Side Story (4) CEMAS

162 13 5
                                    

Tangan Haibara menggenggam telapak putihnya erat, Nanami mendelik heran. Ia tatap pemuda itu dalam diam sembari tuntut penjelasan walau tak berkata.

Namun alih-alih peroleh kejelasan itu, ia malah mendapati tawa lebar dengan mata yang menyipit sebagai tawaran. Nanami balas genggaman Haibara.

"Ada apa?" tanyanya pelan, memujuk pasti.

Netra jauh yang menyenjak kehidupan asing Sang Remaja tak buat satupun jawabannya teringin bicara. Haibara justru membaringkan kepalanya ke sebelah lengan Nanami dengan dalih tanpa upaya agar ia diusap-usap lunak.

Nanami menuruti, dia cengkram tengkorak anak laki-laki itu kian memainkan rambutnya halus.
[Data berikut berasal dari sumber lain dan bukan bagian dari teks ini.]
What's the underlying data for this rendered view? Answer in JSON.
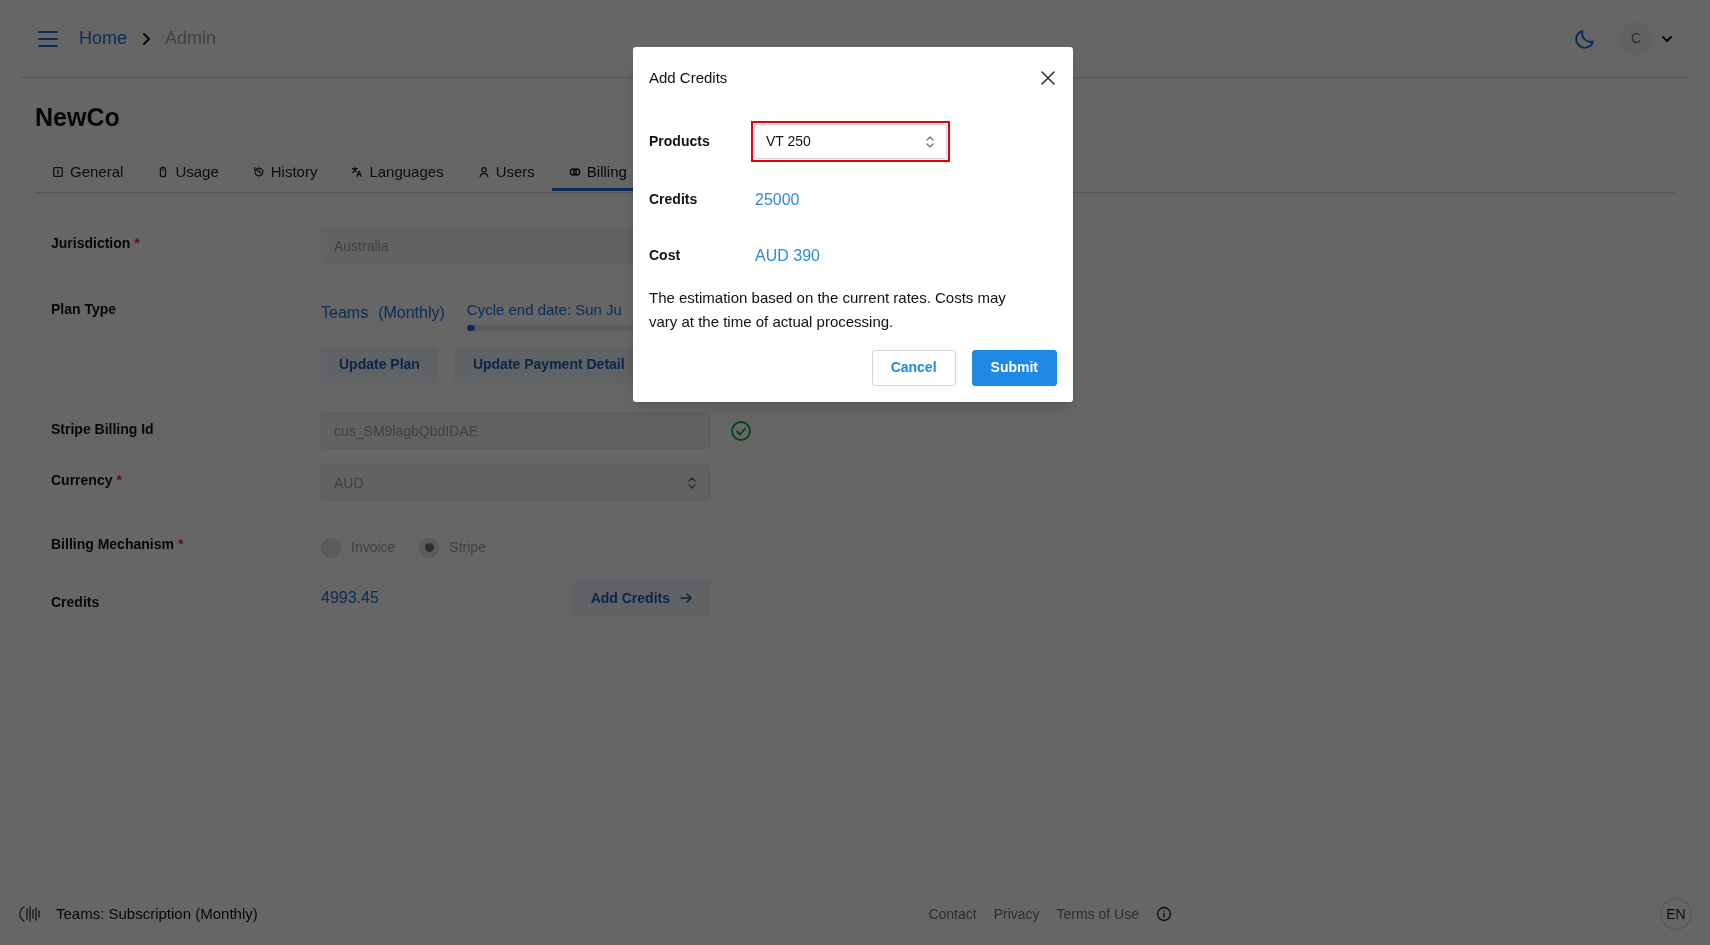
{
  "header": {
    "breadcrumbs": [
      {
        "label": "Home",
        "current": false
      },
      {
        "label": "Admin",
        "current": true
      }
    ],
    "user_initial": "C"
  },
  "page_title": "NewCo",
  "tabs": [
    {
      "label": "General",
      "selected": false
    },
    {
      "label": "Usage",
      "selected": false
    },
    {
      "label": "History",
      "selected": false
    },
    {
      "label": "Languages",
      "selected": false
    },
    {
      "label": "Users",
      "selected": false
    },
    {
      "label": "Billing",
      "selected": true
    }
  ],
  "form": {
    "jurisdiction": {
      "label": "Jurisdiction",
      "required_mark": "*",
      "value": "Australia"
    },
    "plan_type": {
      "label": "Plan Type",
      "plan": "Teams",
      "period": "(Monthly)",
      "cycle_text": "Cycle end date: Sun Ju",
      "cycle_level": {
        "level": 0.04
      },
      "buttons": [
        "Update Plan",
        "Update Payment Detail"
      ]
    },
    "stripe_billing_id": {
      "label": "Stripe Billing Id",
      "value": "cus_SM9lagbQbdIDAE",
      "verified": true
    },
    "currency": {
      "label": "Currency",
      "required_mark": "*",
      "value": "AUD"
    },
    "billing_mechanism": {
      "label": "Billing Mechanism",
      "required_mark": "*",
      "options": [
        {
          "label": "Invoice",
          "selected": false
        },
        {
          "label": "Stripe",
          "selected": true
        }
      ]
    },
    "credits": {
      "label": "Credits",
      "value": "4993.45",
      "button": "Add Credits"
    }
  },
  "modal": {
    "title": "Add Credits",
    "fields": [
      {
        "kind": "select",
        "label": "Products",
        "value": "VT 250",
        "highlighted": true
      },
      {
        "kind": "value",
        "label": "Credits",
        "value": "25000"
      },
      {
        "kind": "value",
        "label": "Cost",
        "value": "AUD 390"
      }
    ],
    "note": "The estimation based on the current rates. Costs may vary at the time of actual processing.",
    "buttons": [
      {
        "kind": "secondary",
        "label": "Cancel"
      },
      {
        "kind": "primary",
        "label": "Submit"
      }
    ]
  },
  "footer": {
    "plan_text": "Teams: Subscription (Monthly)",
    "links": [
      "Contact",
      "Privacy",
      "Terms of Use"
    ],
    "language": "EN"
  }
}
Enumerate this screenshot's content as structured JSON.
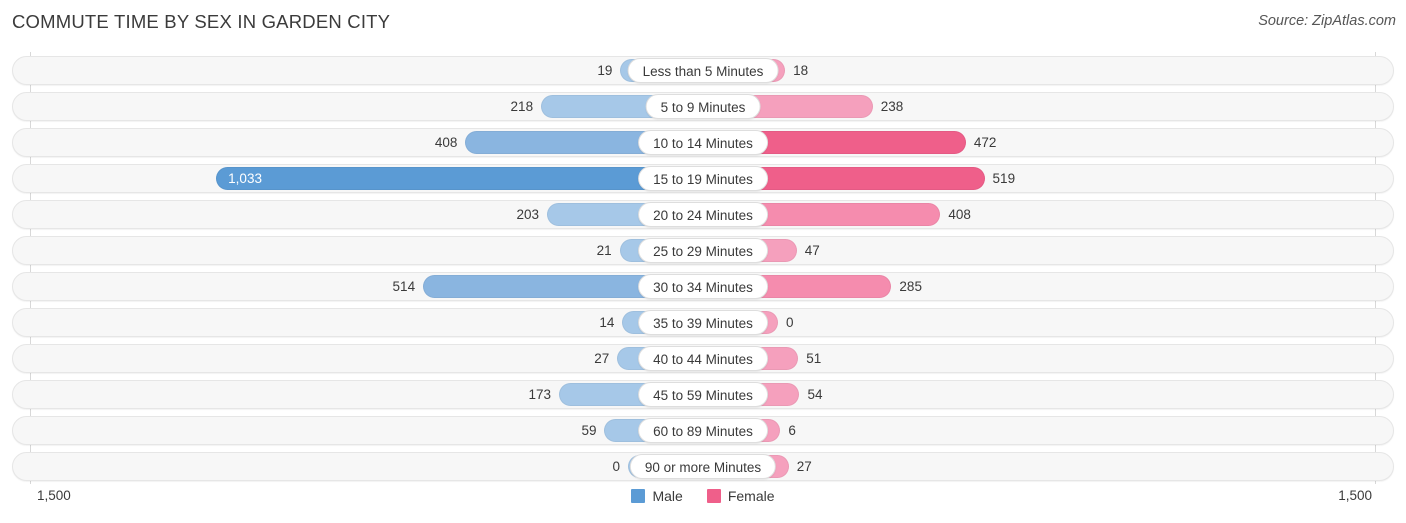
{
  "header": {
    "title": "COMMUTE TIME BY SEX IN GARDEN CITY",
    "source": "Source: ZipAtlas.com"
  },
  "axis": {
    "left_tick": "1,500",
    "right_tick": "1,500"
  },
  "legend": {
    "items": [
      {
        "label": "Male",
        "color": "#5b9bd5"
      },
      {
        "label": "Female",
        "color": "#ef5f8a"
      }
    ]
  },
  "colors": {
    "male_light": "#a6c8e8",
    "male_mid": "#8ab5e0",
    "male_strong": "#5b9bd5",
    "female_light": "#f5a0bd",
    "female_mid": "#f58cae",
    "female_strong": "#ef5f8a",
    "track": "#f7f7f7",
    "track_border": "#e6e6e6",
    "axis": "#d8d8d8",
    "text": "#3a3a3a"
  },
  "chart_data": {
    "type": "bar",
    "title": "COMMUTE TIME BY SEX IN GARDEN CITY",
    "subtype": "diverging-bidirectional",
    "xlabel": "",
    "ylabel": "",
    "xlim": [
      1500,
      1500
    ],
    "grid": false,
    "legend_position": "bottom-center",
    "categories": [
      "Less than 5 Minutes",
      "5 to 9 Minutes",
      "10 to 14 Minutes",
      "15 to 19 Minutes",
      "20 to 24 Minutes",
      "25 to 29 Minutes",
      "30 to 34 Minutes",
      "35 to 39 Minutes",
      "40 to 44 Minutes",
      "45 to 59 Minutes",
      "60 to 89 Minutes",
      "90 or more Minutes"
    ],
    "series": [
      {
        "name": "Male",
        "color": "#5b9bd5",
        "values": [
          19,
          218,
          408,
          1033,
          203,
          21,
          514,
          14,
          27,
          173,
          59,
          0
        ],
        "labels": [
          "19",
          "218",
          "408",
          "1,033",
          "203",
          "21",
          "514",
          "14",
          "27",
          "173",
          "59",
          "0"
        ]
      },
      {
        "name": "Female",
        "color": "#ef5f8a",
        "values": [
          18,
          238,
          472,
          519,
          408,
          47,
          285,
          0,
          51,
          54,
          6,
          27
        ],
        "labels": [
          "18",
          "238",
          "472",
          "519",
          "408",
          "47",
          "285",
          "0",
          "51",
          "54",
          "6",
          "27"
        ]
      }
    ]
  },
  "rows": [
    {
      "label": "Less than 5 Minutes",
      "male": "19",
      "female": "18"
    },
    {
      "label": "5 to 9 Minutes",
      "male": "218",
      "female": "238"
    },
    {
      "label": "10 to 14 Minutes",
      "male": "408",
      "female": "472"
    },
    {
      "label": "15 to 19 Minutes",
      "male": "1,033",
      "female": "519"
    },
    {
      "label": "20 to 24 Minutes",
      "male": "203",
      "female": "408"
    },
    {
      "label": "25 to 29 Minutes",
      "male": "21",
      "female": "47"
    },
    {
      "label": "30 to 34 Minutes",
      "male": "514",
      "female": "285"
    },
    {
      "label": "35 to 39 Minutes",
      "male": "14",
      "female": "0"
    },
    {
      "label": "40 to 44 Minutes",
      "male": "27",
      "female": "51"
    },
    {
      "label": "45 to 59 Minutes",
      "male": "173",
      "female": "54"
    },
    {
      "label": "60 to 89 Minutes",
      "male": "59",
      "female": "6"
    },
    {
      "label": "90 or more Minutes",
      "male": "0",
      "female": "27"
    }
  ]
}
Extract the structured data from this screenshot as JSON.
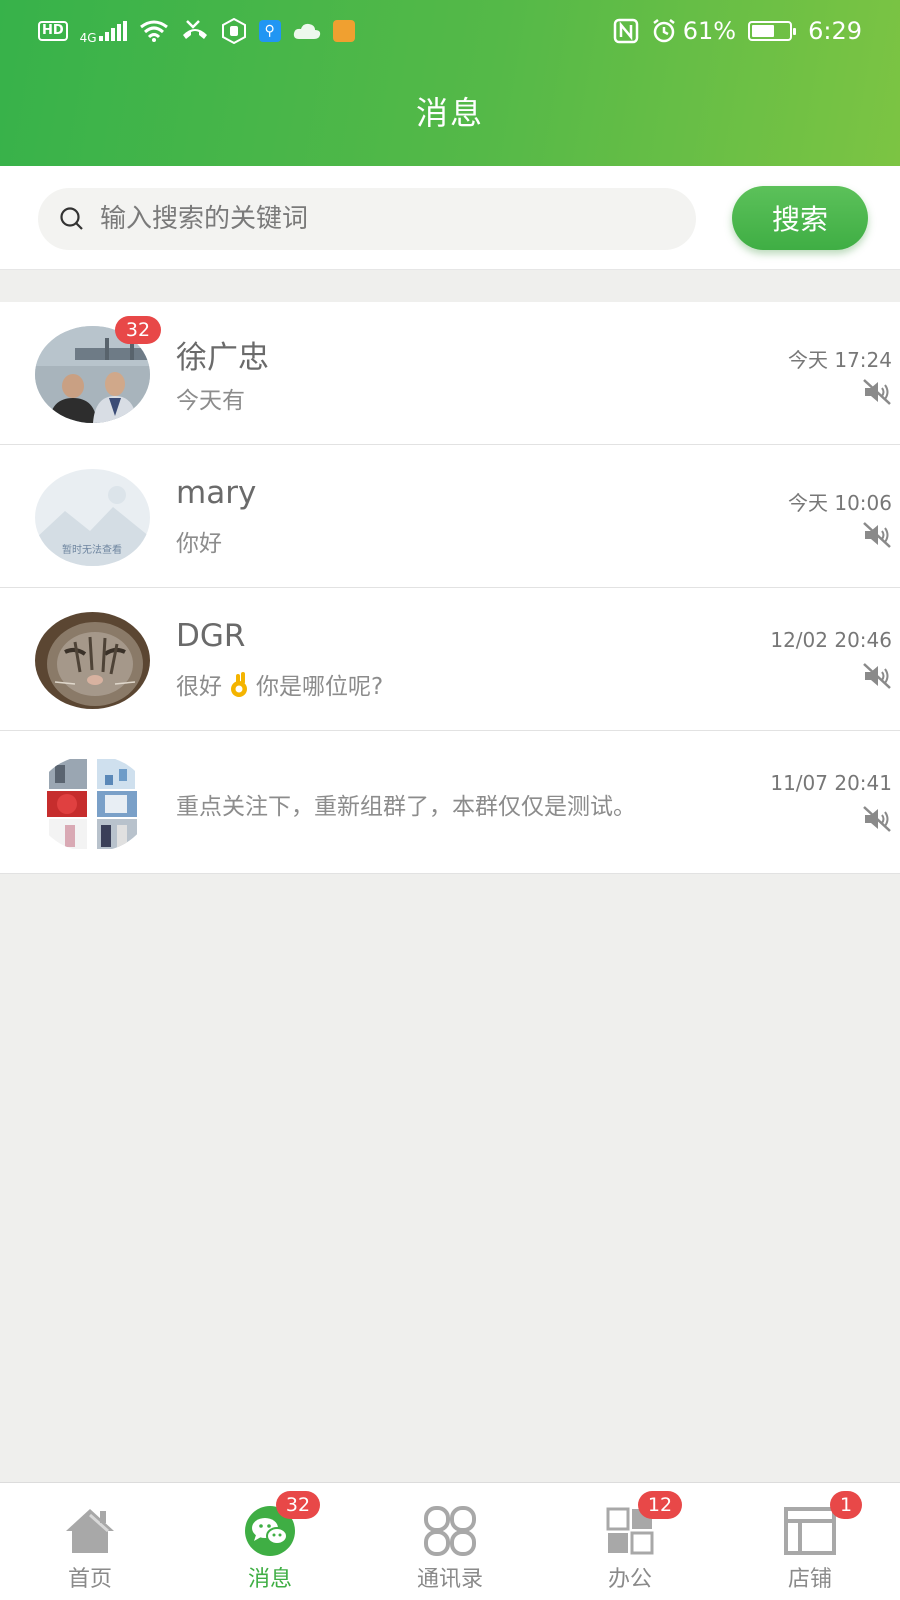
{
  "status_bar": {
    "network_type": "4G",
    "hd_label": "HD",
    "battery": "61%",
    "battery_level": 0.61,
    "time": "6:29"
  },
  "header": {
    "title": "消息"
  },
  "search": {
    "placeholder": "输入搜索的关键词",
    "button_label": "搜索"
  },
  "conversations": [
    {
      "name": "徐广忠",
      "preview": "今天有",
      "time": "今天 17:24",
      "unread": "32",
      "muted": true,
      "avatar": "photo-two-men"
    },
    {
      "name": "mary",
      "preview": "你好",
      "time": "今天 10:06",
      "muted": true,
      "avatar": "placeholder-image",
      "avatar_caption": "暂时无法查看"
    },
    {
      "name": "DGR",
      "preview_before": "很好",
      "preview_emoji": "ok-hand-emoji",
      "preview_after": "你是哪位呢?",
      "time": "12/02 20:46",
      "muted": true,
      "avatar": "photo-cat"
    },
    {
      "name": "",
      "preview": "重点关注下，重新组群了，本群仅仅是测试。",
      "time": "11/07 20:41",
      "muted": true,
      "avatar": "group-collage"
    }
  ],
  "tabs": [
    {
      "label": "首页",
      "icon": "home-icon",
      "active": false
    },
    {
      "label": "消息",
      "icon": "chat-icon",
      "active": true,
      "badge": "32"
    },
    {
      "label": "通讯录",
      "icon": "contacts-icon",
      "active": false
    },
    {
      "label": "办公",
      "icon": "office-icon",
      "active": false,
      "badge": "12"
    },
    {
      "label": "店铺",
      "icon": "store-icon",
      "active": false,
      "badge": "1"
    }
  ],
  "colors": {
    "brand_green": "#3fae44",
    "header_gradient_start": "#37b24a",
    "header_gradient_end": "#7cc443",
    "badge_red": "#e84848"
  }
}
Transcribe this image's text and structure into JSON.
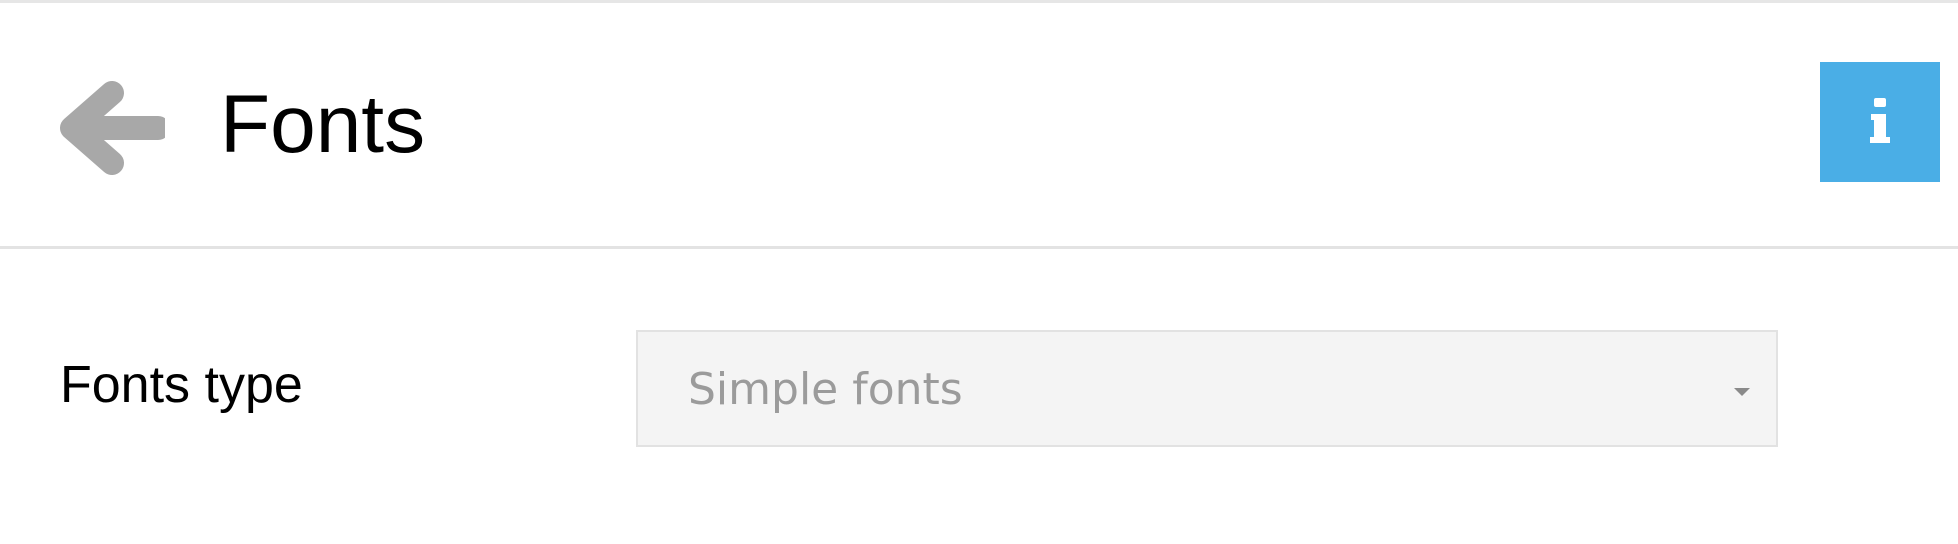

Sementara yang memanjakan diri terus-terusan tutup mata tanpa ingin pudarkan senyum.

Tak seberapa lama, Haibara raih pergelangan Nanami lalu melingkarkan jemarinya di sana 'tuk biarkan mereka turuti pergerakan acak manusia pirang favoritnya.

Sesekali Nanami perhatikan bocah itu, cara napasnya menderu, cara rambutnya berjatuhan, cara matanya tertutup, cara senyumnya yang enggan hilang.

Maka menghangatlah atmosfer iri dengki Nanami dengan perasaan asing yang sukar mampu diterima jiwanya.

Perasaan yang ia kira warnanya merah, ternyata emas.

Bak musik iringan piano malas diam, bak musik dengan piringan hitam beserta nada-nada jatuh cintanya.

"Nanamin," panggil Haibara bubarkan laut pikir.

Ia berdehem, tanda pinta Penutur tuk lanjut kata.

Diamnya Pemuda itu sebentar lumayan buat khawatir. Cukup lama Nanami menunggu sampai ia lihat kelanjutan yang belum setengah.

Haibara buka matanya, tilik coklat berderu suarakan hangat—menatap Nanami seketika sampai ia rasa ia bungkam.

Sorot barusan punya banyak arti. Mana yang benar - mana yang salah tidak Nanami ketahui. Baru saja dia putuskan bertanya lagi, buka suara Haibara sudah mendahului.

"Kamu merindukan ku?"

Nanami bingung. Tak seberapa lama bagian dalam jiwanya hancur. Ia tak bergeming sensasikan bagaimana ketidaktahuannya merusak diri.

Oh tidak, Tuhan.

Batinnya dengan rasa yang sudah di puncak.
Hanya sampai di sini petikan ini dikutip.